TUESDAY, Nov. 6 (HealthDay News) -- Updated two-year results from a small trial using cardiac stem cells to repair damaged hearts suggest the treatment's healing effect persists.
Patients with heart failure caused by prior heart attacks who got the treatment continue to see reductions in cardiac scar tissue, improvements in the heart's pumping ability and even a boost in their quality of life, researchers said.
These improvements seem to be continuing as time goes on, suggesting that stem cell therapy's healing power hasn't diminished.
"Now we need to perform larger and randomized, blinded studies ... to confirm this data," said study lead author Dr. Roberto Bolli, director of the Institute of Molecular Cardiology at the University of Louisville.
His team presented its results Tuesday at the American Heart Association's annual meeting, in Los Angeles.
According to the AHA, more than 6 million Americans suffer from heart failure, a gradual weakening of the heart often caused by damage from a prior heart attack. Despite its prevalence and lethality, virtually no advance has been made over the past few decades in doctors' ability to treat or reverse heart failure.
That's why the advent of stem cell therapy has encouraged researchers. Stem cells have the ability to turn into myriad living cells, and the hope is that once infused into the heart they can help repair it.
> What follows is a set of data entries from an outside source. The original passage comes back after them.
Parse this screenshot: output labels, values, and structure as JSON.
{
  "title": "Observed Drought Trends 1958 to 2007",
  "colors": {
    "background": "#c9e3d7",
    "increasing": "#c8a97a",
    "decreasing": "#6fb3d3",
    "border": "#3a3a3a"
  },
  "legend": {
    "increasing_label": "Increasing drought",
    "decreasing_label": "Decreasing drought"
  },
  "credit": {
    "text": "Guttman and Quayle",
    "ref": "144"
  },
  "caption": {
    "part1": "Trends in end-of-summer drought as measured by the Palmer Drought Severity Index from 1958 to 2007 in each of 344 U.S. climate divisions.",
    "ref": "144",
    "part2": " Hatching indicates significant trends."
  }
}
This trial is the first human trial to test this theory using the patient's own cardiac stem cells. The cells used in the trial were harvested from 33 heart failure patients who were undergoing bypass surgery. The cells were then coaxed to multiply into the millions in the lab and then transplanted back into 20 of the patients. The remaining 13 patients did not receive a stem cell infusion and are the "control" group for comparison purposes.